A new study has taken a lesson from biology to show how the performance of lithium ion (Li-ion) batteries can be improved. A team from the University of Maryland, Baltimore County, borrowed a technique that organisms use to build the mineralized tissues that comprise bones, teeth and shell to show how biological molecules can latch onto nanoscale components, locking them into position to help produce high-performing Li-ion battery electrodes.

The development of mineralized tissues is helped by specialized peptides, organic molecules made by the cells of living things. These peptides can bind to the particular inorganic molecules required to create that tissue and hold them in place, but can also help create very fine structures with fabricated materials. In this study, presented at the 59th annual meeting of the Biophysical Society held recently in Baltimore, a bi-functional peptide that binds strongly to lithium manganese nickel oxide (LMNO) – used in the manufacture of cathodes in high-performance batteries – was isolated. The peptide locked onto nanosized particles of LMNO, connecting them to conductive components of a battery electrode, improving both its potential power and stability.

Images on the left show no specific interactions between cathode material LiNi0.5Mn1.5O4 and MWCNTs, observe formation of CNTs bundles that attached to material non-specifically during water evaporation from the TEM grid.  Images on the right indicate that presence of multifunctional 24-mer peptide with two binding domains, one for LMNO and another for CNTs, allows to form dispersed CNTs conjugated to LMNO particles at the nanoscale.
Images on the left show no specific interactions between cathode material LiNi0.5Mn1.5O4 and MWCNTs, observe formation of CNTs bundles that attached to material non-specifically during water evaporation from the TEM grid. Images on the right indicate that presence of multifunctional 24-mer peptide with two binding domains, one for LMNO and another for CNTs, allows to form dispersed CNTs conjugated to LMNO particles at the nanoscale.

Using the “phage display” approach, more than a billion potential peptides were screened to find one that would adhere strongly enough to LMNO. The new peptide was then combined with a previously isolated peptide that binds to carbon nanotubes, which can act as conductive nanowires. When these two specialized peptides are combined, they can form a “nanobridge” between the two components of the cathode, keeping them near one another to maintain a connection through multiple charging cycles. As researcher Evgenia Barannikova said, this helps to “prevent disaggregation of electroactive and conductive material, which currently results in loss of conductivity and low performance of some batteries”.

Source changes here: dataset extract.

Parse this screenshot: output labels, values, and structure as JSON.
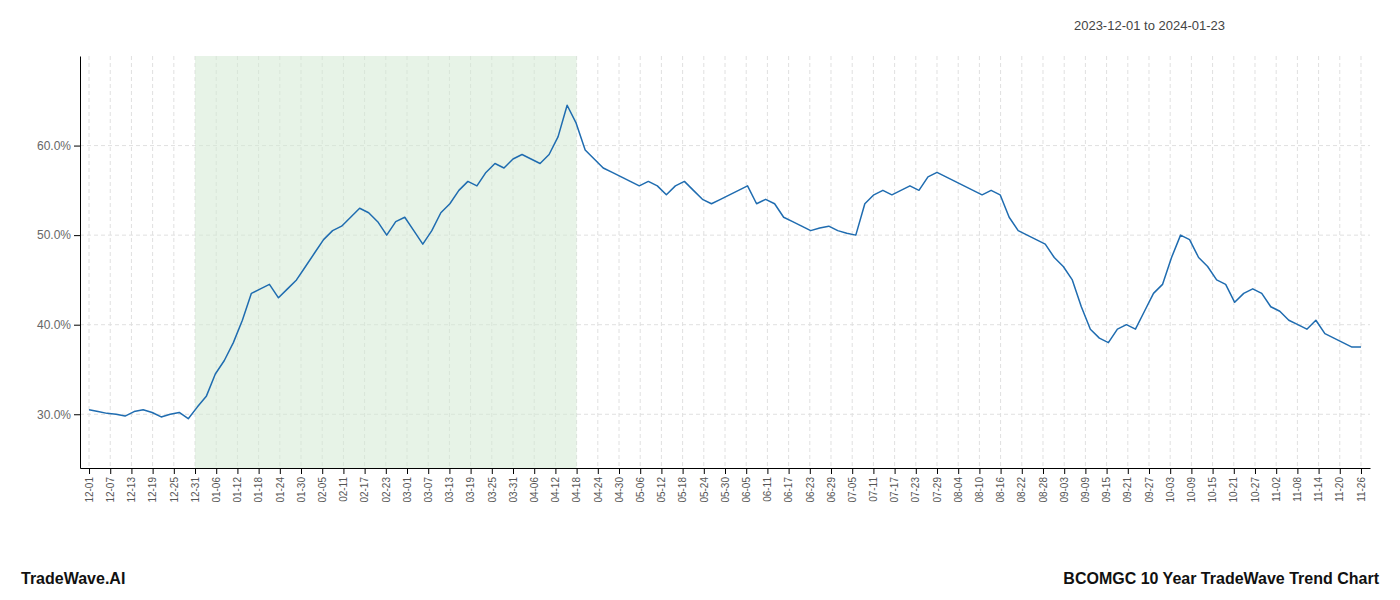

Nanostructured electrodes in Li-ion batteries offer advantages over bulk material electrodes, such as shorter distances for charge-carrying particles to travel and a high surface area, providing more active sites for electrochemical reactions to occur, potentially leading to lighter and longer-lasting batteries.

Studies into the surface interactions between solid-binding peptides and inorganic materials are also important for applications such as biomedicine, electronics, data storage, sensors, optics and catalysis. The team is now testing the efficiency of the new cathodes, and aim to produce an anode using similar techniques and integrate the two components, offering new ways of developing devices based on the assembly of materials at the nanoscale.